Steamboat Springs School District seeks $2.5 million from Education Fund Board
March 19, 2015
Steamboat Springs — The Steamboat Springs School District is hoping the city's half-cent sales tax will fund full-day kindergarten, middle school French instruction and numerous technology upgrades, among other things next school year.
Superintendent Brad Meeks and Technology Director Tim Miles outlined their hopes to the Education Fund Board's Grant Commission Wednesday night, as did representatives from Hayden and Soroco school districts also hoping for funding.
Each grant request submitted by all three districts passed a first reading by the commission, who will review them again in April, and assign amounts to some or all of the items requested, before passing its recommendations onto the Education Fund Board.
The board is projected to have about $3.36 million to disperse to school districts for use during the 2015-16 school year, about $530,000 more than it had in the previous year.
Steamboat is asking for grants totaling more than $2.5 million, while Soroco is seeking about $200,000 and Hayden is seeking about $220,000.
The half-cent sales tax for the fund is generated through sales in Steamboat, but voters in 2008 agreed to allow the board to share the tax with the neighboring school districts.
Among the grants discussed Wednesday was the Steamboat Springs School District's request to fund all-day kindergarten at a cost of about $330,000 for the year.

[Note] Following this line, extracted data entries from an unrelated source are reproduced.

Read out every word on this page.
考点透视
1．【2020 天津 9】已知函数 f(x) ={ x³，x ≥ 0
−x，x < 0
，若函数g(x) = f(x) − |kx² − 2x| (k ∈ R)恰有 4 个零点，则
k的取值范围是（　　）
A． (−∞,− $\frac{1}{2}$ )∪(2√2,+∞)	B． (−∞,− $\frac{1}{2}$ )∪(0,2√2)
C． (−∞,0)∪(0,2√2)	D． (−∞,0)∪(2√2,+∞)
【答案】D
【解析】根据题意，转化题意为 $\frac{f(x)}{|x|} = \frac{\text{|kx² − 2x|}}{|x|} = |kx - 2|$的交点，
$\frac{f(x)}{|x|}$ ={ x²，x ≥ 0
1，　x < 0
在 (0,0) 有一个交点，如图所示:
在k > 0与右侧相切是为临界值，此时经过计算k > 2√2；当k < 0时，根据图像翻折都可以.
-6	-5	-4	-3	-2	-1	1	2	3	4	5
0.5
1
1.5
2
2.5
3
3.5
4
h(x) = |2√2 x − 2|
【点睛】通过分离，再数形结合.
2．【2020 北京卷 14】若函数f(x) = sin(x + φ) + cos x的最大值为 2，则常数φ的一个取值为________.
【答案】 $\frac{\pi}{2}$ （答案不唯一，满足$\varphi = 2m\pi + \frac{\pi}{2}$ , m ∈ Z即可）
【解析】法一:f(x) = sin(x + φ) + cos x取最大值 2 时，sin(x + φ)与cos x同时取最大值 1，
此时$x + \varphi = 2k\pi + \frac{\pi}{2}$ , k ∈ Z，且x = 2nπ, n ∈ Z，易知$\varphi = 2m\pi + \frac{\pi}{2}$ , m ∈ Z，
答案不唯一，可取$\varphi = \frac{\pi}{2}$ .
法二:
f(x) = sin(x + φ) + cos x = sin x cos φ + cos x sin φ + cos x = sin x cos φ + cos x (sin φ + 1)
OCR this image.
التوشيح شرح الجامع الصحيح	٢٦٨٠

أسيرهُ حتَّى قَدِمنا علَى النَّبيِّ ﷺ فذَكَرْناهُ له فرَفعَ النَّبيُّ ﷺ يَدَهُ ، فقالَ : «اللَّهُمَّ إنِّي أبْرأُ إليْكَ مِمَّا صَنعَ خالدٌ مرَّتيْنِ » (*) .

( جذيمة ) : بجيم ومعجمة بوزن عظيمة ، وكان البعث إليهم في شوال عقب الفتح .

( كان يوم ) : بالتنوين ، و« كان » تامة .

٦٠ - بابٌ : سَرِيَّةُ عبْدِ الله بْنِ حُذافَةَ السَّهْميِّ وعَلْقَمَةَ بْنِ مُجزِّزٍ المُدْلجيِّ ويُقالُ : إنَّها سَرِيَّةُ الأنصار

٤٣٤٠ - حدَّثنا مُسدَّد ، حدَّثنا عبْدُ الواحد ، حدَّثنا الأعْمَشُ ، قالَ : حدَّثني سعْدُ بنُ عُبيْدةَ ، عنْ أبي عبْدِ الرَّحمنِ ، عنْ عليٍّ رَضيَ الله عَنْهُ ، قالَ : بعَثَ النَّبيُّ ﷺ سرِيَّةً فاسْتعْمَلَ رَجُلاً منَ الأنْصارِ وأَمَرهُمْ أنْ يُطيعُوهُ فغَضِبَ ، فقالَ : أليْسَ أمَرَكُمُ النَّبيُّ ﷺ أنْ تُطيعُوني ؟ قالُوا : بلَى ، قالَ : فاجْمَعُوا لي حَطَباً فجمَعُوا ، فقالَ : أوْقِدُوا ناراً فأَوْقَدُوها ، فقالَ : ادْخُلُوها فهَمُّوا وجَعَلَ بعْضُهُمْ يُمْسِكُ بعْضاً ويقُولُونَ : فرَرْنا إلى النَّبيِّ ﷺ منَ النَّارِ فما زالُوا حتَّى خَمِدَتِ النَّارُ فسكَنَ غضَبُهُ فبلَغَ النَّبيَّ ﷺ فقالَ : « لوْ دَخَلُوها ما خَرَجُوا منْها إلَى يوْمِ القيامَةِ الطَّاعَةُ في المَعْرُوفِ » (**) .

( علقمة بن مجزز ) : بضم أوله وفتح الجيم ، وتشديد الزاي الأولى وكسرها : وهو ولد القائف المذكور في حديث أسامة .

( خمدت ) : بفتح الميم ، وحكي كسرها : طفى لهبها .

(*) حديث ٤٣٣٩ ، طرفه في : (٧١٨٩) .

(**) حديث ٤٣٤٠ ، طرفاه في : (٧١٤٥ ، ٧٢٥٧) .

The district currently funds half-day kindergarten, and parents pay approximately $2,400 per year to upgrade to full-day kindergarten.
Funding a full-day program would save parents that cost and include students who have been unable to attend the program or those reliant on scholarships that may not always be available.
"Most kindergarten families find a way to make it happen — that doesn't mean it’s easy for them," Meeks said.
Several parents, district kindergarten teachers and other supporters of full-day kindergarten attended Wednesday's meeting to show their support.
"As a parent who had a kindergartener last year, I want to say that you could tell which kids only went half-day — they were the ones that fell further and further behind," said Amanda Montgomery, president of the Parent Information Committee at Strawberry Park Elementary.
Under the request, all-day kindergarten would also be provided for North Routt Charter School.
Steamboat requested $33,500 to begin a middle school French program and operate it for three years, after which time Meeks said the district would absorb the costs.
The district is also seeking funding for a STEM — Science, Technology, Engineering and Math — specialist at one elementary school, and Meeks said the district could match that grant if it were funded by the board to provide a specialist at the other elementary school.
The district's most significant request is for the board to continue funding the salaries and benefits of 16 of the district's 180 teachers. The district requested $1.1 million for academic excellence, which includes the cost of teachers and the full-day kindergarten program.